Published online Oct 16, 2016. doi: 10.4253/wjge.v8.i18.674
Peer-review started: April 18, 2016
First decision: May 19, 2016
Revised: June 13, 2016
Accepted: August 11, 2016
Article in press: August 15, 2016
Published online: October 16, 2016
Plexiform angiomyxoid myofibroblastic tumor (PAMT) is a rare benign mesenchymal tumor of stomach. Rarity of this kind of tumors and scarce review articles may cause underrecognition of this entity and pose a real diagnostic challenge to gastroenterologists, pathologists and surgeons when encountering such patients and differentiating PAMT from other gastric intramural tumors. We report a case of 28-year-old woman, who presented with epigastric pain after meals, iron-deficiency anaemia and weight loss. Upper gastrointestinal endoscopy revealed submucosal tumor-like elevated lesion in the anterior wall of the antrum with intact overlying mucosa. Endoscopic ultrasound showed a 3-cm hypoechoic homogenous mass, originating from the third layer of the gastric wall. Endoscopic ultrasound-guided fine needle aspiration was not informative. Endoscopic buttonhole biopsy was performed to obtain specimens. Following this, the unexpected prolapse of the tumor occurred into the lumen of the stomach, causing gastric outlet obstruction - the biopsy was obtained. Pathomorphological features suggested the diagnosis of PAMT. Gastric resection of the Billroth I type was performed. Diagnosis was confirmed by histological analysis of the surgical specimen.

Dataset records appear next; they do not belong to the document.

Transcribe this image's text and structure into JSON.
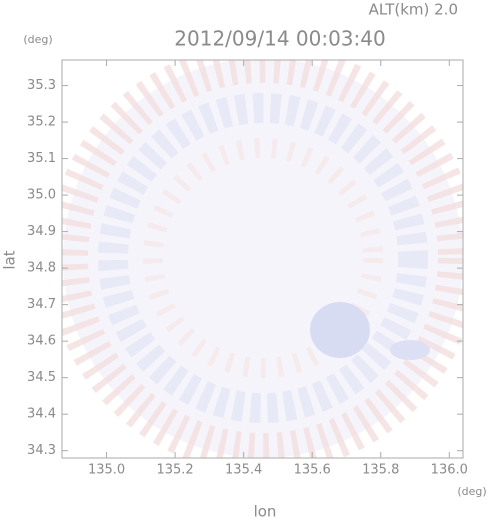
{
  "chart_data": {
    "type": "field",
    "title": "2012/09/14 00:03:40",
    "subtitle": "ALT(km) 2.0",
    "x_label": "lon",
    "y_label": "lat",
    "x_unit": "(deg)",
    "y_unit": "(deg)",
    "xlim": [
      134.87,
      136.04
    ],
    "ylim": [
      34.28,
      35.37
    ],
    "xticks": [
      {
        "value": 135,
        "label": "135.0"
      },
      135.2,
      135.4,
      135.6,
      135.8,
      {
        "value": 136,
        "label": "136.0"
      }
    ],
    "yticks": [
      34.3,
      34.4,
      34.5,
      34.6,
      34.7,
      34.8,
      34.9,
      {
        "value": 35,
        "label": "35.0"
      },
      35.1,
      35.2,
      35.3
    ]
  }
}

Core tip: Plexiform angiomyxoid myofibroblastic tumor is a rare benign mesenchymal tumor of stomach. Rarity of this kind of tumors and scarce review articles may cause underrecognition of this entity and pose a real diagnostic challenge, when differentiating between various intramural lesions. Clinical signs and symptoms are nonspecific or absent, radiological features often overlap, upper gastrointestinal endoscopy has a limited role because of intramural location. Endoscopic ultrasound yields opportunity to visualize and biopsy the tumor. Definite diagnosis requires histological and immunohistochemical analysis.